Fig. 3.. Comparing DNA adducts generated in vivo with a synthetic standard confirms their chemical structures.

(A) In vitro DNA alkylation reaction used to generate a synthetic standard of adducts 1 and 2. ctDNA = calf-thymus DNA; PLE = pig liver esterase. (B) Chemical structures of diastereomeric DNA adducts 6 and 7 showing key 2D-NMR correlations that support the hemiaminal and N3-adenine assignments. (C) EICs of the L-[1-¹³C]Cys-labeled in vivo adducts 1 and 2 (m/z 541.1805), co-injection of synthetic standard (m/z 540.1772) with in vivo adducts 1 and 2 (m/z 541.1805 and residual unlabeled m/z 540.1772), and synthetic standard (m/z 540.1772).
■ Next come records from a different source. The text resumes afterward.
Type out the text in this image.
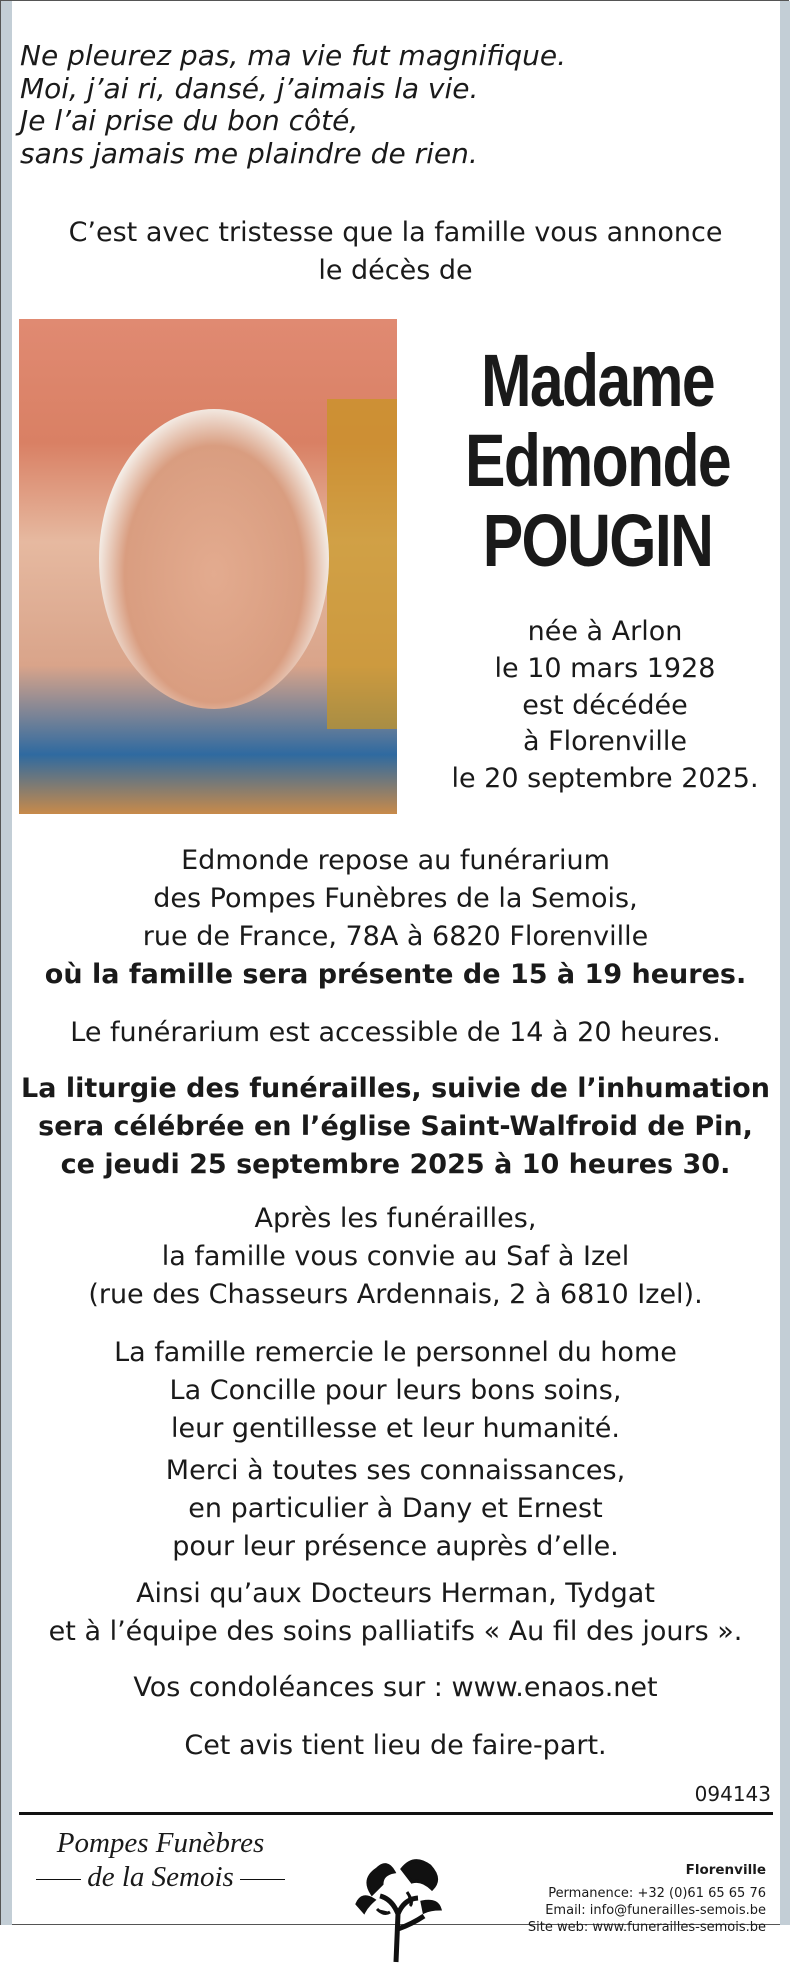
Ne pleurez pas, ma vie fut magnifique.
Moi, j’ai ri, dansé, j’aimais la vie.
Je l’ai prise du bon côté,
sans jamais me plaindre de rien.
C’est avec tristesse que la famille vous annonce
le décès de
Madame
Edmonde
POUGIN
née à Arlon
le 10 mars 1928
est décédée
à Florenville
le 20 septembre 2025.
Edmonde repose au funérarium
des Pompes Funèbres de la Semois,
rue de France, 78A à 6820 Florenville
où la famille sera présente de 15 à 19 heures.
Le funérarium est accessible de 14 à 20 heures.
La liturgie des funérailles, suivie de l’inhumation
sera célébrée en l’église Saint-Walfroid de Pin,
ce jeudi 25 septembre 2025 à 10 heures 30.
Après les funérailles,
la famille vous convie au Saf à Izel
(rue des Chasseurs Ardennais, 2 à 6810 Izel).
La famille remercie le personnel du home
La Concille pour leurs bons soins,
leur gentillesse et leur humanité.
Merci à toutes ses connaissances,
en particulier à Dany et Ernest
pour leur présence auprès d’elle.
Ainsi qu’aux Docteurs Herman, Tydgat
et à l’équipe des soins palliatifs « Au fil des jours ».
Vos condoléances sur : www.enaos.net
Cet avis tient lieu de faire-part.
094143
Pompes Funèbres
de la Semois	Florenville
Permanence: +32 (0)61 65 65 76
Email: info@funerailles-semois.be
Site web: www.funerailles-semois.be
Fig. 4.. The characterized DNA adducts may derive from a colibactin-DNA interstrand cross-link.

(A) Proposed model for colibactin DNA alkylation and formation of DNA adducts 1 and 2 (DNA = deoxyribonucleic acid; Ade = adenine). (B) Arrayed microwell comets from untreated HeLa cells and HeLa cells treated with pBelo or pks⁺ E. coli for 1 h at 37 °C [multiplicity of infection (MOI) = 1,000]. Scale bar indicates 100 μm. (C) Quantification of % DNA in tail from untreated HeLa cells and HeLa cells treated with pBelo or pks⁺ E. coli for 1 h at 37 °C (MOI = 1,000). Data points and error bars represent mean +/− SEM, respectively, of three independent experiments. Student’s t-test was performed to compare each treated dose to the corresponding negative controls (* P < 0.05).